The film is directed, scored, and hosted by Robby Romero; co-written with Suzan Shown Harjo, executive produced by Jack Sussman; and produced by Jessica Falcon. MAKOCE WAKAN/SACRED EARTH offers insights about the personal, spiritual, and political importance of protecting Sacred Sites with appearances by: U.S. Senator Ben Nighthorse Campbell (R-Colorado), Susan Shown Harjo (Morning Star Institute), Richard Moves Camp (Oglala Lakota Spiritual Leader), Audrey Shenandoah and Betty Jacobs (Onondaga Clan Mothers), Franklin Stanley (Apache Spiritual Leader), Ola Cassadore (Apache Survival Coalition), and Chief Leon Shenandoah (Spiritual and political leader of the Haudenosaunee (Iroquois) Confederacy). The VH1 World Alert special features original music by Robby Romero and Buddy Red Bow with traditional dance and live performance shot on location in Lakota, Apache, Pueblo, and Onondaga Territories.

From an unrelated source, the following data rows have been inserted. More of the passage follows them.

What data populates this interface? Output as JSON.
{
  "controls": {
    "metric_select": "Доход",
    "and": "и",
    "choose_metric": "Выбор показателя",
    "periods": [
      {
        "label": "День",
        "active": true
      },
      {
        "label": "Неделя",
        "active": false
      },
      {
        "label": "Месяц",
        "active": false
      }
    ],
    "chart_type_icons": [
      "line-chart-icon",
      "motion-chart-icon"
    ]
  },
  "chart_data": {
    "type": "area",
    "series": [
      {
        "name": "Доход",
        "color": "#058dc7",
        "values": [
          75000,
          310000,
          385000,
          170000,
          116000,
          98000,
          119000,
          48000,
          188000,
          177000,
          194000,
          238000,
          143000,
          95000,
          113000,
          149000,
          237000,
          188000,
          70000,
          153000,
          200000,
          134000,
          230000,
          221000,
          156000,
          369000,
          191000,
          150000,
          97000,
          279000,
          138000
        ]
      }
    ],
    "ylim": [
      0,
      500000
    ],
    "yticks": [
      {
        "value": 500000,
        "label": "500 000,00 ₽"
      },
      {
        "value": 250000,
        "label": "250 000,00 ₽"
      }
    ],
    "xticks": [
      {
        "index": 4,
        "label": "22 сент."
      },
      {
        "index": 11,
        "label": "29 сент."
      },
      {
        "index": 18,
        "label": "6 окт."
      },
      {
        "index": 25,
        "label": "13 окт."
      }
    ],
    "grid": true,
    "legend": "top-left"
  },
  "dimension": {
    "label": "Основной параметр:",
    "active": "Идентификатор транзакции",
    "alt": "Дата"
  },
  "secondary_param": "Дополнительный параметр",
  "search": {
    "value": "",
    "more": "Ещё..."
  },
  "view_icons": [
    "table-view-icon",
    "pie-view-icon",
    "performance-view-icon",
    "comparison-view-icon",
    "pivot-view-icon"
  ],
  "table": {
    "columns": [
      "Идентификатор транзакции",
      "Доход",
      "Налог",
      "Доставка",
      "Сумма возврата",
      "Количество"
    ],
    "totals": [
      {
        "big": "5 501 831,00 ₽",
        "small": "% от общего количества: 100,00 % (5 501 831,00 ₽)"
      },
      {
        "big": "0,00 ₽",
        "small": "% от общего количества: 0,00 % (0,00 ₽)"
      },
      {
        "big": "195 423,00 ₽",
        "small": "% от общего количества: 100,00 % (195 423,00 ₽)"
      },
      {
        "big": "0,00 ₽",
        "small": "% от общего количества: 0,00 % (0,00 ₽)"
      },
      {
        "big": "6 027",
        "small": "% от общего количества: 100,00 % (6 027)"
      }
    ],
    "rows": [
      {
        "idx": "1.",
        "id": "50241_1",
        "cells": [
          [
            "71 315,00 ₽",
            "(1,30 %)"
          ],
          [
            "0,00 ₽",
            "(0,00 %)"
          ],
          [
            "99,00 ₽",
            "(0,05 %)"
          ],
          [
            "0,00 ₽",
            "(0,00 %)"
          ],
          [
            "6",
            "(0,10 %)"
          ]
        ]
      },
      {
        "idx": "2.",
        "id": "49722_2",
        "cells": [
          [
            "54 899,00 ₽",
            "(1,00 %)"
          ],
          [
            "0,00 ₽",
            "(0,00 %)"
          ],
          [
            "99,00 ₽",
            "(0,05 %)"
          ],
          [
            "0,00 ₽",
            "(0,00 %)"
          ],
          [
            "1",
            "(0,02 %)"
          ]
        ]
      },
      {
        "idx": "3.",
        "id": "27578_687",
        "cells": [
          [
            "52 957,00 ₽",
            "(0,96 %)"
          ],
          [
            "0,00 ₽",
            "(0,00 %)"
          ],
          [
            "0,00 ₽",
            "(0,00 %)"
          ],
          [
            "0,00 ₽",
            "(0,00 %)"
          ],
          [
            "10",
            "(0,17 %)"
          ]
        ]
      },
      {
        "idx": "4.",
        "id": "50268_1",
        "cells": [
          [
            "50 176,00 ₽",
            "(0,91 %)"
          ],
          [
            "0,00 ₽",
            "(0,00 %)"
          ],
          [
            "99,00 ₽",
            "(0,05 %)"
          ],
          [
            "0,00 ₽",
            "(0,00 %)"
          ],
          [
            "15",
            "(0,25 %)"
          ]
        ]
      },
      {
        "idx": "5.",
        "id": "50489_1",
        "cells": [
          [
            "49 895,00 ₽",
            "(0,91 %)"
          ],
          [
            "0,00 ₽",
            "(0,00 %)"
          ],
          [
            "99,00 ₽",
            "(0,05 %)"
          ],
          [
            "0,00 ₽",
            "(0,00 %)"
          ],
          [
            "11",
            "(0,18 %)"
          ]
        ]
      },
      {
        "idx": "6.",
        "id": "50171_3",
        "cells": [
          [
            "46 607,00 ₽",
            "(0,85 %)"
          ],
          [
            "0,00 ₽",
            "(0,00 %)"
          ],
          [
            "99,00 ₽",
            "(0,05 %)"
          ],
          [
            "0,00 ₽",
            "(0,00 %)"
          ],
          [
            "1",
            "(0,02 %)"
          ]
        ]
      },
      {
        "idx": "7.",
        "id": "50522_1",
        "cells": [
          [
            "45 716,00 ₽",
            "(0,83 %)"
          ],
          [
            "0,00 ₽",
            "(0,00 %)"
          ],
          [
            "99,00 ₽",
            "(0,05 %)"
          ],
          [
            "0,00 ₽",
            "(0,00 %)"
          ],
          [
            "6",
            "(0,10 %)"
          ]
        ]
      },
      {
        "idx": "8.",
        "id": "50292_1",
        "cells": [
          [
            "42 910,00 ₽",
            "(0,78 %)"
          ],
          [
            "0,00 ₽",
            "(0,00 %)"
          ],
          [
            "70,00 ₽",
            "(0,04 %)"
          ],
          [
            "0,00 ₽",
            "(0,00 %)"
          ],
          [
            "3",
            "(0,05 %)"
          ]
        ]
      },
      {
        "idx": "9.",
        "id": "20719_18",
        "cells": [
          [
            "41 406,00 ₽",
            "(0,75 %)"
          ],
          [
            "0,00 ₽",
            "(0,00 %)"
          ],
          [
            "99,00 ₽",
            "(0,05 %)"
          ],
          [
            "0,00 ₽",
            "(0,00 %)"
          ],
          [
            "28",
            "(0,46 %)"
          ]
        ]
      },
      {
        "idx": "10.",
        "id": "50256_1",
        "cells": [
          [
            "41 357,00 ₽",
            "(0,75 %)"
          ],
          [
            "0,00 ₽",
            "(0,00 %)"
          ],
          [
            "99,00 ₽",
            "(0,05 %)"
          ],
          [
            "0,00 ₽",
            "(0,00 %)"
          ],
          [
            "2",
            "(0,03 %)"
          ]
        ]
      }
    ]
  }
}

The November 25th, 1993 broadcast of Makoce Wakan garnered MTV Networks more than 160,000 new subscribers from the heart of Indian Country. The Religious Freedom Restoration Act of 1993 became public law No: 103-141. The American Indian Religious Freedom Act Amendments, to provide for the traditional use of peyote as a sacrament in religious ceremonies and to protect the traditional religions and religious purposes of Native Peoples, became Public Law NO: 103-344 in 1994, providing legislative protection for spiritual and religious practices of the Native American Church.
On Wednesday, March 9, 2022, the White House Council on Native American Affairs (WHCNAA) held a listening session with Native leaders. The session was a follow-up on U.S. Department of the Interior Secretary Deb Haaland's, November 11, 2021, "Interagency Effort to Protect and Increase Access to Indigenous Sacred Sites," and Memorandum of Understanding (MOU) signed by eight agencies.